O boletim de ocorrência detalha que João Vitor trafegava pelo corredor exclusivo de motocicletas na Avenida Guaicurus, sentido centro, quando colidiu na traseira de uma caminhonete Ford Ranger parada no semáforo. Projetado ao asfalto, foi esmagado pelo caminhão traseiro que, segundo testemunhas, avançava em alta velocidade e desviou para a calçada para evitar batida frontal, passando inevitavelmente sobre o corpo inerte.
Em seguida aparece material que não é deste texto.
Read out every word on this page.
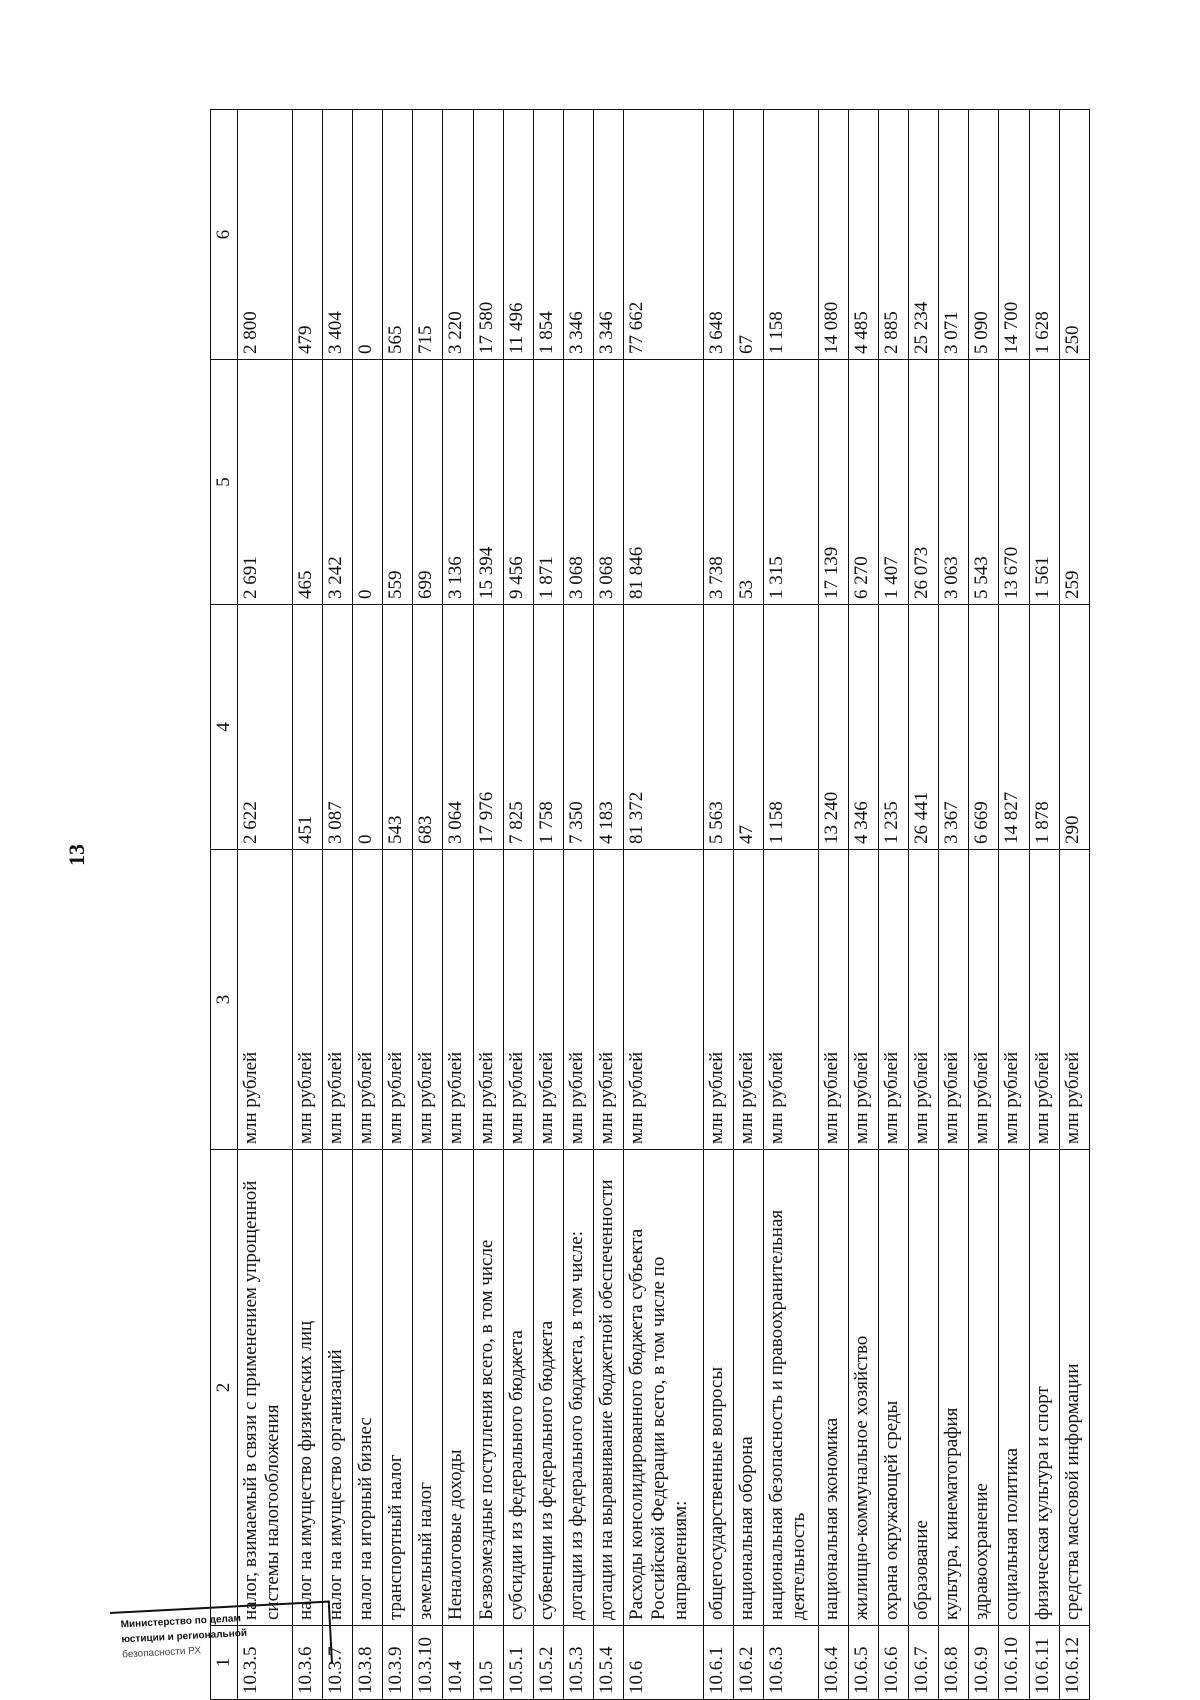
13
1	2	3	4	5	6
10.3.5	налог, взимаемый в связи с применением упрощенной системы налогообложения	млн рублей	2 622	2 691	2 800
10.3.6	налог на имущество физических лиц	млн рублей	451	465	479
10.3.7	налог на имущество организаций	млн рублей	3 087	3 242	3 404
10.3.8	налог на игорный бизнес	млн рублей	0	0	0
10.3.9	транспортный налог	млн рублей	543	559	565
10.3.10	земельный налог	млн рублей	683	699	715
10.4	Неналоговые доходы	млн рублей	3 064	3 136	3 220
10.5	Безвозмездные поступления всего, в том числе	млн рублей	17 976	15 394	17 580
10.5.1	субсидии из федерального бюджета	млн рублей	7 825	9 456	11 496
10.5.2	субвенции из федерального бюджета	млн рублей	1 758	1 871	1 854
10.5.3	дотации из федерального бюджета, в том числе:	млн рублей	7 350	3 068	3 346
10.5.4	дотации на выравнивание бюджетной обеспеченности	млн рублей	4 183	3 068	3 346
10.6	Расходы консолидированного бюджета субъекта Российской Федерации всего, в том числе по направлениям:	млн рублей	81 372	81 846	77 662
10.6.1	общегосударственные вопросы	млн рублей	5 563	3 738	3 648
10.6.2	национальная оборона	млн рублей	47	53	67
10.6.3	национальная безопасность и правоохранительная деятельность	млн рублей	1 158	1 315	1 158
10.6.4	национальная экономика	млн рублей	13 240	17 139	14 080
10.6.5	жилищно-коммунальное хозяйство	млн рублей	4 346	6 270	4 485
10.6.6	охрана окружающей среды	млн рублей	1 235	1 407	2 885
10.6.7	образование	млн рублей	26 441	26 073	25 234
10.6.8	культура, кинематография	млн рублей	3 367	3 063	3 071
10.6.9	здравоохранение	млн рублей	6 669	5 543	5 090
10.6.10	социальная политика	млн рублей	14 827	13 670	14 700
10.6.11	физическая культура и спорт	млн рублей	1 878	1 561	1 628
10.6.12	средства массовой информации	млн рублей	290	259	250
Министерство по делам
юстиции и региональной
безопасности РХ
O Samu chegou minutos após, estabilizando o ferido em estado gravíssimo para transferência à Santa Casa, onde cirurgiões vasculares tentaram conter sangramentos internos sem reversão do choque hipovolêmico.

Especialistas em segurança viária apontam que avenidas como a Guaicurus, com tráfego misto de pesados e leves, concentram 25% dos acidentes fatais com motos em Campo Grande, agravados por corredores estreitos, sinalização deficiente à noite e pressa natalina. Falta de distância segura entre veículos pesados e entregadores sobrecarregados por apps expõe vulnerabilidades crônicas, com freios de caminhões testados irregularmente contribuindo para 40% das colisões traseiras letais.

Conhecido como homem de mil vidas em uma só, João Vitor equilibrava turnos extensos de entregas com estudos noturnos de negócios, sonhando com independência financeira para sustentar filhas e companheira. Irmãos maternos e paternos, além do pai viajando do Rio Grande do Sul, organizavam reencontro para o Ano Novo, adiando Natal devido à correria laboral que triplicava pedidos em dezembro. Nicoly planejava trazer a filha caçula de Nioaque para celebrações em Campo Grande, visão agora substituída por despedida dolorosa que destaca riscos invisíveis da informalidade no delivery.

A gravidez da companheira, em estágio avançado, amplifica o vazio: João Vitor acompanhava consultas pré-natais com entusiasmo paternal, reservando entregas vespertinas para presença familiar. Amigos descrevem-no como otimista incansável, que superava adversidades com fé e rede de apoio, transformando rotinas precárias em degraus para ascensão.

A morte eleva para 150 o número de motoentregadores fatais em Mato Grosso do Sul em 2025, impulsionando apelos por coletes refletivos obrigatórios, capacetes com comunicação integrada e limites de jornada por aplicativos. Famílias demandam perícia detalhada em frenagem do caminhão e responsabilização criminal do condutor, enquanto sindicatos propõem faixas exclusivas ampliadas e treinamentos defensivos gratuitos. O pai de João Vitor chega nesta terça para sepultamento digno, unindo luto a clamor por mudanças que previnam tragédias evitáveis.

A história de João Vitor transcende estatísticas, ilustrando aspirações frustradas de jovens trabalhadores essenciais na economia urbana, cujas vidas breves questionam o custo humano do progresso acelerado às vésperas de festas que celebram nascimento e renovação.